Gouvernance. La poussée de l’inflation depuis 2022 a montré combien notre imaginaire politique reste bercé par deux grands récits économiques opposés : l’un affirme la valeur suprême du pouvoir d’achat, quand l’autre prône l’impératif de revoir fortement notre manière de consommer.

Depuis les « trente glorieuses », les syndicats, les entreprises comme les politiques ont associé le progrès social, la croissance économique à la hausse du pouvoir d’achat des ménages et donc de la consommation de biens matériels. La satisfaction des besoins répondant à toutes sortes de désirs s’est imposée autant comme le moteur de l’économie que comme une exigence morale.

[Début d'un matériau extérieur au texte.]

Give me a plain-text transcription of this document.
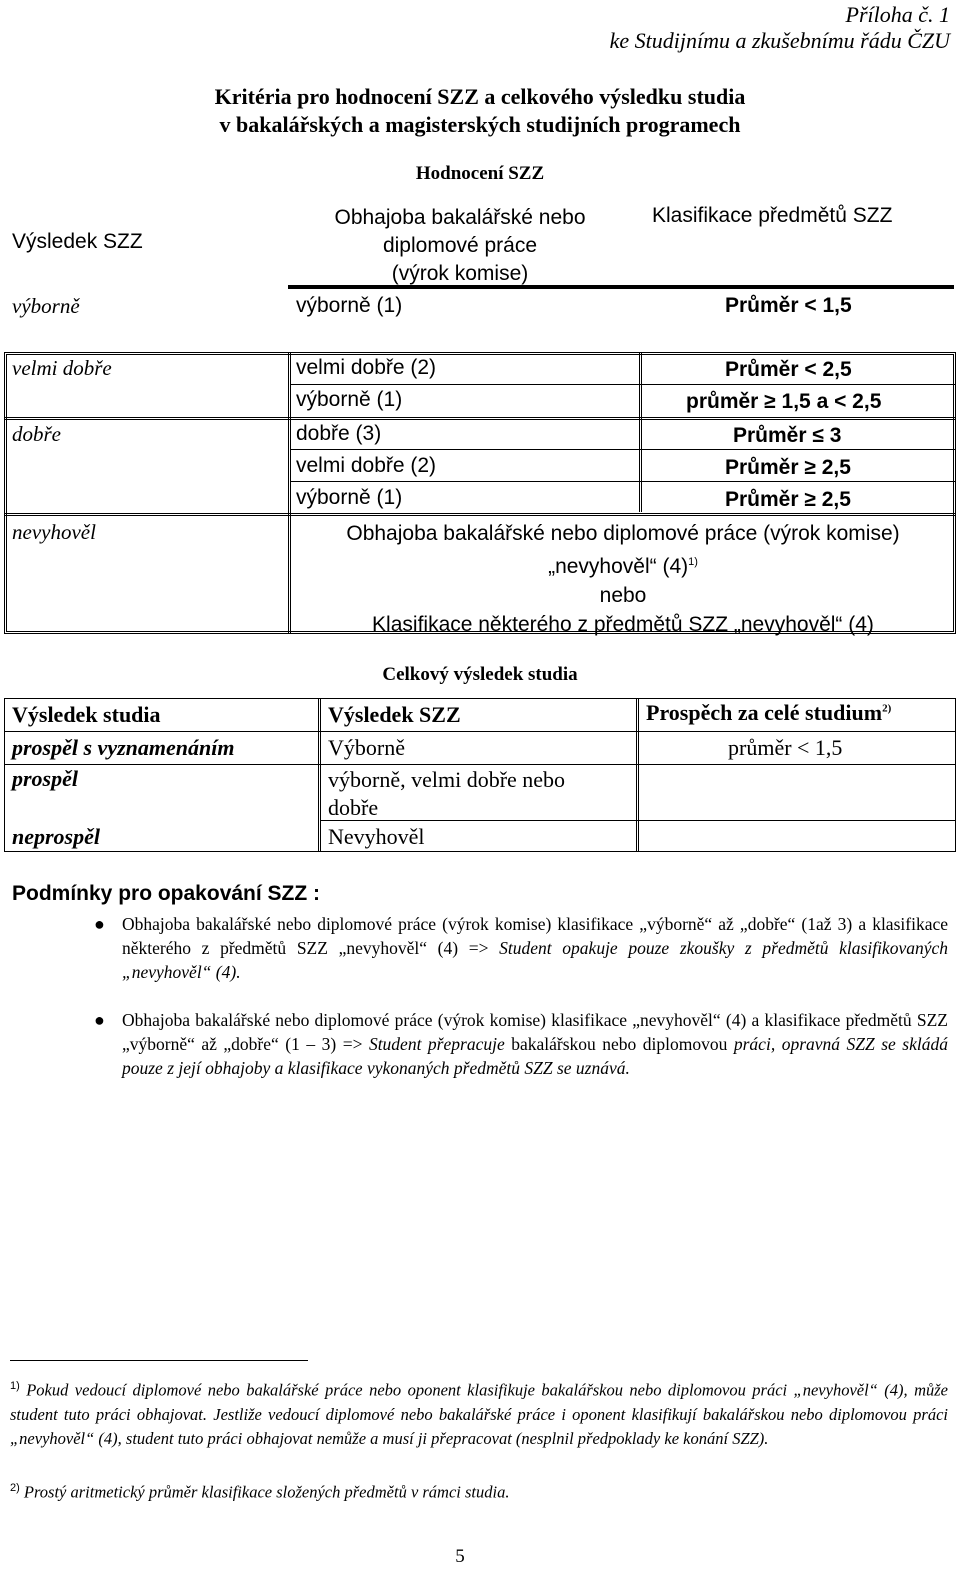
Příloha č. 1
ke Studijnímu a zkušebnímu řádu ČZU
Kritéria pro hodnocení SZZ a celkového výsledku studia
v bakalářských a magisterských studijních programech
Hodnocení SZZ
Výsledek SZZ
Obhajoba bakalářské nebo
diplomové práce
(výrok komise)
Klasifikace předmětů SZZ
výborně	výborně (1)	Průměr < 1,5
velmi dobře	velmi dobře (2)	Průměr < 2,5
výborně (1)	průměr ≥ 1,5 a < 2,5
dobře	dobře (3)	Průměr ≤ 3
velmi dobře (2)	Průměr ≥ 2,5
výborně (1)	Průměr ≥ 2,5
nevyhověl	Obhajoba bakalářské nebo diplomové práce (výrok komise)
„nevyhověl“ $(4)^{1)}$
nebo
Klasifikace některého z předmětů SZZ „nevyhověl“ (4)
Celkový výsledek studia
Výsledek studia	Výsledek SZZ	Prospěch za celé studium$^{2)}$
prospěl s vyznamenáním	Výborně	průměr < 1,5
prospěl	výborně, velmi dobře nebo
dobře
neprospěl	Nevyhověl
Podmínky pro opakování SZZ :
● Obhajoba bakalářské nebo diplomové práce (výrok komise) klasifikace „výborně“ až „dobře“ (1až 3) a klasifikace některého z předmětů SZZ „nevyhověl“ (4) => Student opakuje pouze zkoušky z předmětů klasifikovaných „nevyhověl“ (4).
● Obhajoba bakalářské nebo diplomové práce (výrok komise) klasifikace „nevyhověl“ (4) a klasifikace předmětů SZZ „výborně“ až „dobře“ (1 – 3) => Student přepracuje bakalářskou nebo diplomovou práci, opravná SZZ se skládá pouze z její obhajoby a klasifikace vykonaných předmětů SZZ se uznává.
$^{1)}$ Pokud vedoucí diplomové nebo bakalářské práce nebo oponent klasifikuje bakalářskou nebo diplomovou práci „nevyhověl“ (4), může student tuto práci obhajovat. Jestliže vedoucí diplomové nebo bakalářské práce i oponent klasifikují bakalářskou nebo diplomovou práci „nevyhověl“ (4), student tuto práci obhajovat nemůže a musí ji přepracovat (nesplnil předpoklady ke konání SZZ).
$^{2)}$ Prostý aritmetický průměr klasifikace složených předmětů v rámci studia.
5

Aussi, quand la compétition internationale a pesé sur les niveaux de salaires, la baisse des prix de production a pris le relais pour maintenir le niveau du pouvoir d’achat des ménages occidentaux : d’où l’industrialisation massive des produits et des services ; la délocalisation des industries dans des pays à faible coût de main-d’œuvre ; les aides publiques pour assurer le prix bas des productions non délocalisables, notamment agricoles. Compression des prix d’autant plus nécessaire que le coût des dépenses incompressibles, tel celui des logements, explosait.

La consommation épuise le désir qu’elle crée

La période fut donc tirée par un accroissement constant de la consommation même éphémère, du fait du relatif bon marché des produits et de leur facilité de mise en marché par la grande distribution puis par les sites Internet diffusant le « pas cher ».

Dès les années 1970 pourtant, un autre récit s’est fait entendre, affirmant que le rôle suréminent attribué au pouvoir d’achat était structurellement contre-productif : la consommation épuise le désir qu’elle crée, et qui n’est maintenu que par l’addiction ou par le renouvellement constant des objets désirables.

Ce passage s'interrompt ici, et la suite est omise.